Nachdem 1971 bei Staakow ein Massengrab mit Gebeinen von 577 dort wahrscheinlich ermordeter Menschen entdeckt worden war, wurde 1982 einige Kilometer entfernt in der Stadt Lieberose ein Museum errichtet. Die Überreste der Toten wurden in einem Urnengrab ebenfalls in Lieberose beigesetzt, wo es seit 1973 eine Gedenkstätte gibt.[6]

Museum, Gedenkstätte beim Friedhof Lieberose

In Jamlitz wurden die letzten Zeitzeugnisse beseitigt (Lagerstein, Torpfeiler). Von 1973 bis zum Ende der DDR 1990 erinnerte in Jamlitz nichts an dieses Lager. Anfang der 1970er Jahre entstanden durch die Arbeit einer Schülerarbeitsgemeinschaft an der Lieberoser Schule mit ihrem Lehrer Roland Richter eine größere Materialsammlung und erste Kontakte zu Überlebenden des Lagers.

Nördlich von Lieberose, im Winkel der Bundesstraßen 168 und 320, befindet sich das 1973 eingeweihte Mahnmal für das von 1943 bis 1945 dort bestehende Nebenlager.

Seit 2003 erinnern Gedenksteine und Stelen auf dem ehemaligen KZ-Gelände an die Opfer, die bereits gefunden wurden.

Unter Berücksichtigung der Zahl der bereits gefundenen Leichen ergab sich die Vermutung, dass noch immer über 700 meist jüdische Tote in Lieberose-Jamlitz verscharrt sein müssten.

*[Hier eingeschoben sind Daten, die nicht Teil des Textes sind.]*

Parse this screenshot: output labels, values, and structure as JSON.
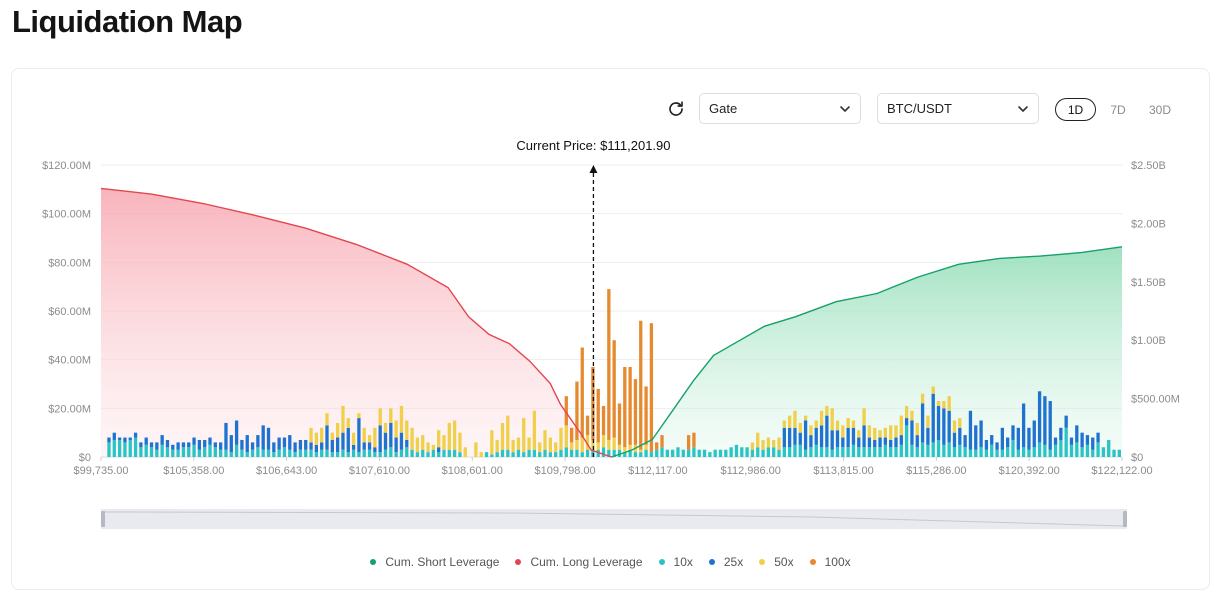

Es handelt sich dabei vermutlich um das größte bisher nicht gefundene Massengrab der Shoah auf dem Gebiet der Bundesrepublik Deutschland.[7] Nach langjährigen Gerichtsverfahren und Verhandlungen mit dem Eigentümer der Flächen konnte ein möglicher Grabort erst im Mai 2010 untersucht werden.[8] Am 14. Juni 2010 wurden die Grabungen mit der Erkenntnis eingestellt, dass die bisherigen Verdachtsflächen keine Grabflächen beinhalten. Es konnten nur gesicherte Erkenntnisse zur Lage des sogenannten „Schonungsblocks“ gewonnen werden. Weitere Verdachtsflächen oder Hinweise darauf liegen derzeit in Jamlitz nicht vor.[9]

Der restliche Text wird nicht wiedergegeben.